Dina had some limited prenatal support from the hotel, she said, but there was “no support” for her eight-year-old son, who was adjusting to a new country and language. “There was never anyone looking out for him, not one person caring for him, not even a social worker.”

By the time their 60 days were up, Dina was eight months pregnant. The family was granted an extension at the Roosevelt.

Dina gave birth a month early, through an emergency cesarean section.

The family was still at the Roosevelt this March, when later reporting revealed that Deputy Mayor for Public Safety and longtime Adams ally Kaz Daughtry worked with Trump “border czar” Tom Homan to plan large-scale immigration raids at the Roosevelt and another Manhattan shelter. Those plans were scrapped after Police Commissioner Jessica Tisch blocked the effort, the New York Times reported.

In May, just as her baby was turning one, Dina and her family were told the Roosevelt was closing and they would need to seek a new placement. They were assigned to a shelter 20 blocks south.

The family packed up their belongings and moved again, to their fourth assignment in 18 months. In a few weeks, with minimal information from shelter management, they’ll have to apply for another new placement.

‘The Same Scared Look’

School dropoffs are done for the summer, and the Roosevelt’s welcome center is no more. Pakistan International Airlines is reportedly looking to sell the property as their three-year, $220-million contract with the city winds down.

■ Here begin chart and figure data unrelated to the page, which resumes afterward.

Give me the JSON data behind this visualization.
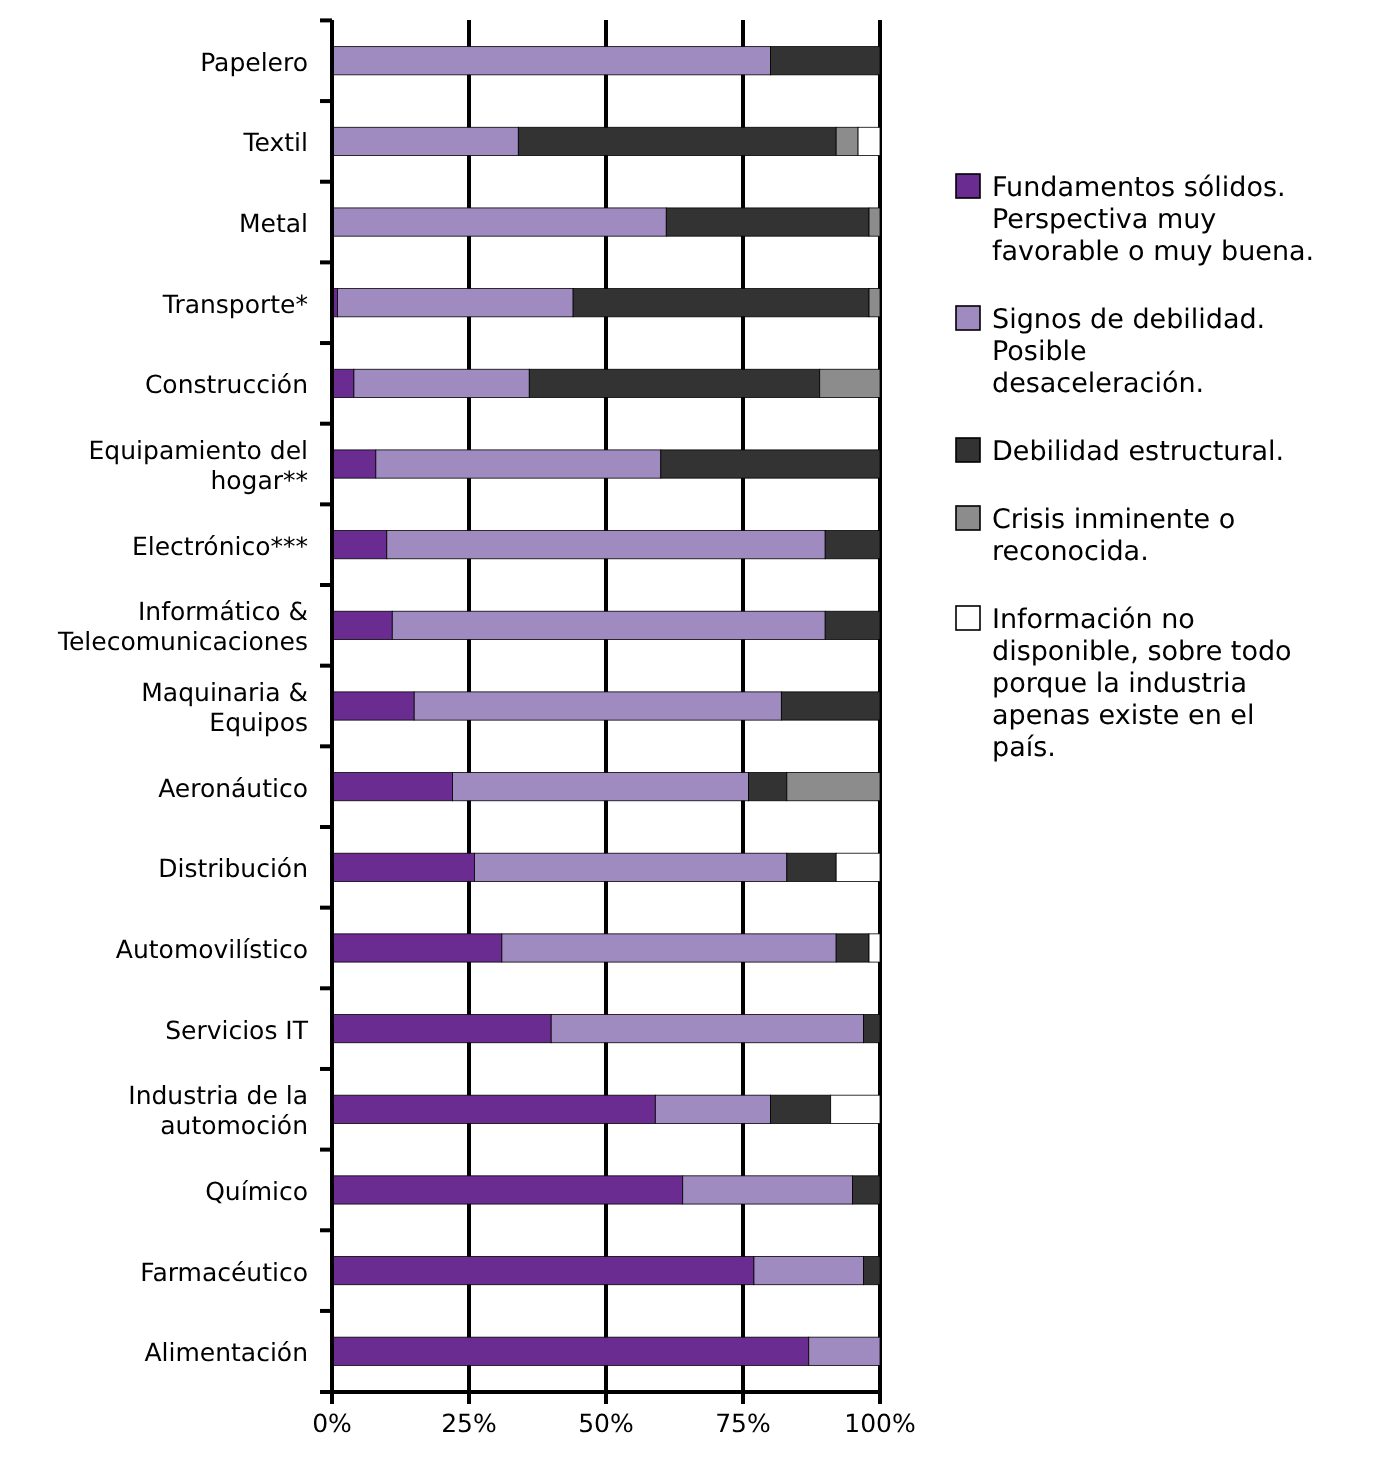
{
  "chart_data": {
    "type": "bar",
    "orientation": "horizontal",
    "stacked": true,
    "categories": [
      "Papelero",
      "Textil",
      "Metal",
      "Transporte*",
      "Construcción",
      "Equipamiento del hogar**",
      "Electrónico***",
      "Informático & Telecomunicaciones",
      "Maquinaria & Equipos",
      "Aeronáutico",
      "Distribución",
      "Automovilístico",
      "Servicios IT",
      "Industria de la automoción",
      "Químico",
      "Farmacéutico",
      "Alimentación"
    ],
    "series": [
      {
        "name": "Fundamentos sólidos. Perspectiva muy favorable o muy buena.",
        "color": "#6a2c91",
        "values": [
          0,
          0,
          0,
          1,
          4,
          8,
          10,
          11,
          15,
          22,
          26,
          31,
          40,
          59,
          64,
          77,
          87
        ]
      },
      {
        "name": "Signos de debilidad. Posible desaceleración.",
        "color": "#a08bc1",
        "values": [
          80,
          34,
          61,
          43,
          32,
          52,
          80,
          79,
          67,
          54,
          57,
          61,
          57,
          21,
          31,
          20,
          13
        ]
      },
      {
        "name": "Debilidad estructural.",
        "color": "#333333",
        "values": [
          20,
          58,
          37,
          54,
          53,
          40,
          10,
          10,
          18,
          7,
          9,
          6,
          3,
          11,
          5,
          3,
          0
        ]
      },
      {
        "name": "Crisis inminente o reconocida.",
        "color": "#8c8c8c",
        "values": [
          0,
          4,
          2,
          2,
          11,
          0,
          0,
          0,
          0,
          17,
          0,
          0,
          0,
          0,
          0,
          0,
          0
        ]
      },
      {
        "name": "Información no disponible, sobre todo porque la industria apenas existe en el país.",
        "color": "#ffffff",
        "values": [
          0,
          4,
          0,
          0,
          0,
          0,
          0,
          0,
          0,
          0,
          8,
          2,
          0,
          9,
          0,
          0,
          0
        ]
      }
    ],
    "xlim": [
      0,
      100
    ],
    "xticks": [
      {
        "value": 0,
        "label": "0%"
      },
      {
        "value": 25,
        "label": "25%"
      },
      {
        "value": 50,
        "label": "50%"
      },
      {
        "value": 75,
        "label": "75%"
      },
      {
        "value": 100,
        "label": "100%"
      }
    ],
    "grid": "x",
    "legend": "right"
  }
}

Still, at least ten people arrive at the hotel every day seeking shelter, the 20-year hotel employee said. That comes as the Adams administration reports that fewer than 100 migrants are now arriving in the city.

Some come with babies and small children. “They look lost,” the employee said. “They all got the same scared look.”

They walk up to the shuttered doors of the hotel, read the notices pasted to the glass — in Spanish, Fulani, Bengali, Ukrainian, and other languages — informing them of the permanent closure of the arrival center and redirecting them to other intake centers around the city. Then, they continue on their way.